Canadian Cancer Society's Innovation Grant is new this year and supports unconventional concepts, approaches or methodologies to address problems in cancer research.
There is literature indicating that individuals with some types of allergies may be more protected from cancer than those without allergies. Dr. Marshall's team of researchers will investigate whether or not higher levels of histamine released in the body or drugs taken to combat histamine’s actions have anything to do with that.

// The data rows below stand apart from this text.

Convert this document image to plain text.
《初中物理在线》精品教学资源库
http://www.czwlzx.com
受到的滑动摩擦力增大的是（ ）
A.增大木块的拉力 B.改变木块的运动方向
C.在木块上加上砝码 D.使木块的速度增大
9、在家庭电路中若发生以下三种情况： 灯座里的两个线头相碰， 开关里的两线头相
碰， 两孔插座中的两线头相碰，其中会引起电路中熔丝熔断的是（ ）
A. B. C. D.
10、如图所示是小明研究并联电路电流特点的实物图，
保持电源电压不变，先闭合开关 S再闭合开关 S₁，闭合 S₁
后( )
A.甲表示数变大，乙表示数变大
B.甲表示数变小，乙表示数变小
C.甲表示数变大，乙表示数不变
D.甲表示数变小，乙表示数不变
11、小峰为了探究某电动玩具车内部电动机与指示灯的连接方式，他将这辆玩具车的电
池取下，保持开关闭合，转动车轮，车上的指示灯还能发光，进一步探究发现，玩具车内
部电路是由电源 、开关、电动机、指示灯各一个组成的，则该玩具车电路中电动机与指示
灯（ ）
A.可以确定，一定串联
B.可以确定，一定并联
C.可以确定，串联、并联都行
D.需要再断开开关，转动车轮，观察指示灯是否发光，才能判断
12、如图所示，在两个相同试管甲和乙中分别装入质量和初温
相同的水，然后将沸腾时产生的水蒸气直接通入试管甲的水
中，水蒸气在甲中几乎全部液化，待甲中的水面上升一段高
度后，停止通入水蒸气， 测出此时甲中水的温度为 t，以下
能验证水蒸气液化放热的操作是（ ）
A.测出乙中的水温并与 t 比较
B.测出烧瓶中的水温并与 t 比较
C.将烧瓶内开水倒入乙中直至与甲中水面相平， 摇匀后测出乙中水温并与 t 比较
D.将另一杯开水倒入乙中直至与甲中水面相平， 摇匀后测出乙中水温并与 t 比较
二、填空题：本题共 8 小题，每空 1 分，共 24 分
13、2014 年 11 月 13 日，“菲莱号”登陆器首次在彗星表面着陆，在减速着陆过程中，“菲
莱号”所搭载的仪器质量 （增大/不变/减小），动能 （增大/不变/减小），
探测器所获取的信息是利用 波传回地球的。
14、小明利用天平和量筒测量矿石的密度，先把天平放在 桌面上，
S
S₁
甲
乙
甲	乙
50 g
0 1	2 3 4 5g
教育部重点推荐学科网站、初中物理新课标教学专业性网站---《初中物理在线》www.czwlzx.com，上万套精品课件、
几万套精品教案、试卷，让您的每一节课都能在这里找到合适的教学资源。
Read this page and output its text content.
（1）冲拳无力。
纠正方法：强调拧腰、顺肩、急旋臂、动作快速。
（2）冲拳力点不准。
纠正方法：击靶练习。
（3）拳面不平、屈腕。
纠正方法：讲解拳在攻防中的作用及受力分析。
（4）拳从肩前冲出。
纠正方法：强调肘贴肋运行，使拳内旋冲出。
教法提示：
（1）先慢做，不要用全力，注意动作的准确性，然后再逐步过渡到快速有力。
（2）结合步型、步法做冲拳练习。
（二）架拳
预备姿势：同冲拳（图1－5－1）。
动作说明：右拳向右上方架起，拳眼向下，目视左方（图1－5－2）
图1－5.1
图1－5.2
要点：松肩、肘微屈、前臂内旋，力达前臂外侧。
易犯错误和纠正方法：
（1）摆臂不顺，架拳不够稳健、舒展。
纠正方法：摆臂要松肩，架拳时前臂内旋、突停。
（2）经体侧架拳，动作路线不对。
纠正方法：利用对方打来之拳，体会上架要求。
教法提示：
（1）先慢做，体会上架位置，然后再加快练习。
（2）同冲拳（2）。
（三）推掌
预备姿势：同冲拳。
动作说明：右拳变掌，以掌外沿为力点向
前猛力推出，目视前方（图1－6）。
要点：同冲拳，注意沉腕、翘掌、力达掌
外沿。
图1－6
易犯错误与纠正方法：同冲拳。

Mast cells in the body release histamine when they detect a foreign antigen. The histamine itself is what causes redness, itchiness and some of the other symptoms of an allergic reaction.
Anti-histamine drugs are currently widely prescribed to help minimize some side effects of chemotherapy.
“The chemical called histamine has a profound effect on the immune system. Our research will look at the impact histamine may have on the spread of tumours. It’s the first time our lab will be looking at histamine in the context of cancer.” -- Dr. Jean Marshall, principal investigator and head of the Department of Microbiology and Immunology
“Canadian Cancer Society locally has been very, very supportive. They’ve gone above and beyond in terms of supporting research and trainees here in Nova Scotia. This research is important because ultimately we want to find better ways to prevent and treat cancer.” -- Dr. Jean Marshall, principal investigator and head of the Department of Microbiology and Immunology
“We are delighted that Dr. Marshall’s research project has been chosen for funding. Nova Scotia has a tremendously talented research community, important research is happening right here at home.” -- Barbara Stead-Coyle, CEO of Canadian Cancer Society, Nova Scotia Division.
Dr. Jean Marshall in her lab with Sharon Oldford, a postdoctoral research fellow and co-author of the grant.